3-Amour sauvage ou la prostitution de la loi ?
Selon Valentin Tsanga, patriarche établi à Mini-ferme depuis une quarantaine d’années, la prostitution dans ce quartier date depuis plus de trente ans. Aussi vrai que la prostitution est le plus vieux métier du monde, aussi vrai que Mini-ferme s’est mis à la petite culotte dès les premiers jours de son existence. « La prostitution a commencé ici il y a très longtemps. Plus de trente ans. C’est depuis que cette rue est devenue un lieu d’attraction. Les bars, snacks ont commencé à s’installer. Les filles viennent d’ailleurs. Ce ne sont pas les filles d’ici contrairement à ce que les gens pensaient au départ. Aussi bien les patriarches que les autorités ont tenté en vain de faire disparaitre cette activité. Aujourd’hui, c’est pire qu’avant. Surtout qu’on retrouve de très jeunes filles qui se lancent dans cette histoire », déplore le patriarche. Selon la loi camerounaise, notamment à travers l'article 343 du code pénal, tel que le relève Moïse Timtchueng, docteur en droit privé et sciences criminelles dans le magazine Eco-vox de 2008, « la prostitution tient soit dans le fait de se livrer habituellement contre rémunération à des actes sexuels, soit dans le fait de racoler publiquement des personnes en vue de la prostitution ou d’une débauche ». En effet, la loi camerounaise prévoit des sanctions.
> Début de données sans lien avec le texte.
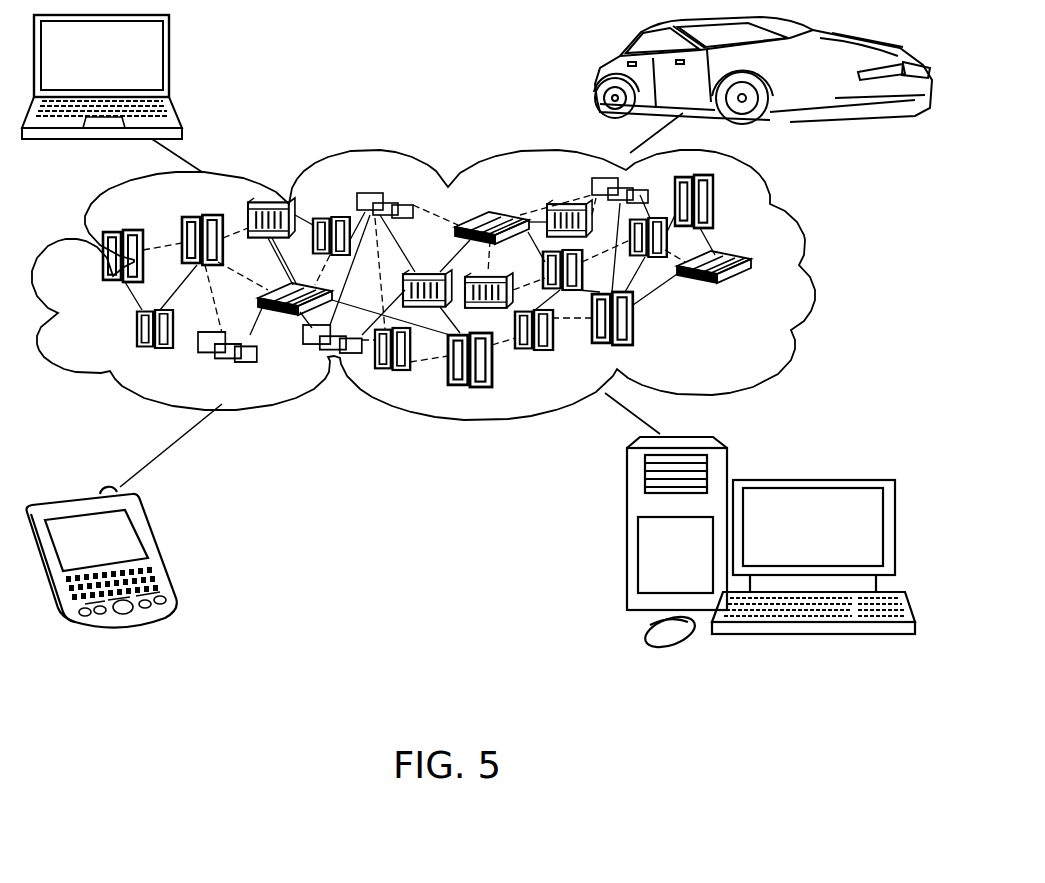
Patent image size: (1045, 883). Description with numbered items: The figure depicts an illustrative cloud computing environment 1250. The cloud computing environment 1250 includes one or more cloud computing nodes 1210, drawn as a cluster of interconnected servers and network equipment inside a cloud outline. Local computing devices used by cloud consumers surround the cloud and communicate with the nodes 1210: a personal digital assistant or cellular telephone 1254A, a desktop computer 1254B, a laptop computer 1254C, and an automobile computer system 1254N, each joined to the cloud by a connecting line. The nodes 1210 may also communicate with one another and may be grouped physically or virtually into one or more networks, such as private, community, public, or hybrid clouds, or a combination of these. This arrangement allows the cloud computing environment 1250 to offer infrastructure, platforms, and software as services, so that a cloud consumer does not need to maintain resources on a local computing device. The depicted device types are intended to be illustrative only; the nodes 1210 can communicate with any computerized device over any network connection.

The cloud computing environment 1250 is at (813, 262).
The cloud computing nodes 1210 is at (758, 290).
The personal digital assistant or cellular telephone 1254A is at (160, 552).
The desktop computer 1254B is at (821, 461).
The laptop computer 1254C is at (170, 62).
The automobile computer system 1254N is at (597, 72).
Il s'agit d’une peine d'emprisonnement et d’une amende, c'est-à-dire une somme que l'auteur doit verser au trésor public. Les articles 294 et 343 du code pénal camerounais prévoient un emprisonnement de six mois à cinq ans et une amende de 20 000 à 500 000 Fcfa pour la prostitution au sens strict. La peine d'emprisonnement est la même, mais le maximum de l'amende est porté à un million de francs pour le proxénétisme. Malgré cette batterie de mesures, Mini-ferme résiste à la répression. Le sexe ici est plus fort que tout. Du coup, on laisse faire. Et chacun est libre d’aller prendre son pied non seulement à Mini ferme dans d’autres points chauds de la capitale. C’est bon la vie.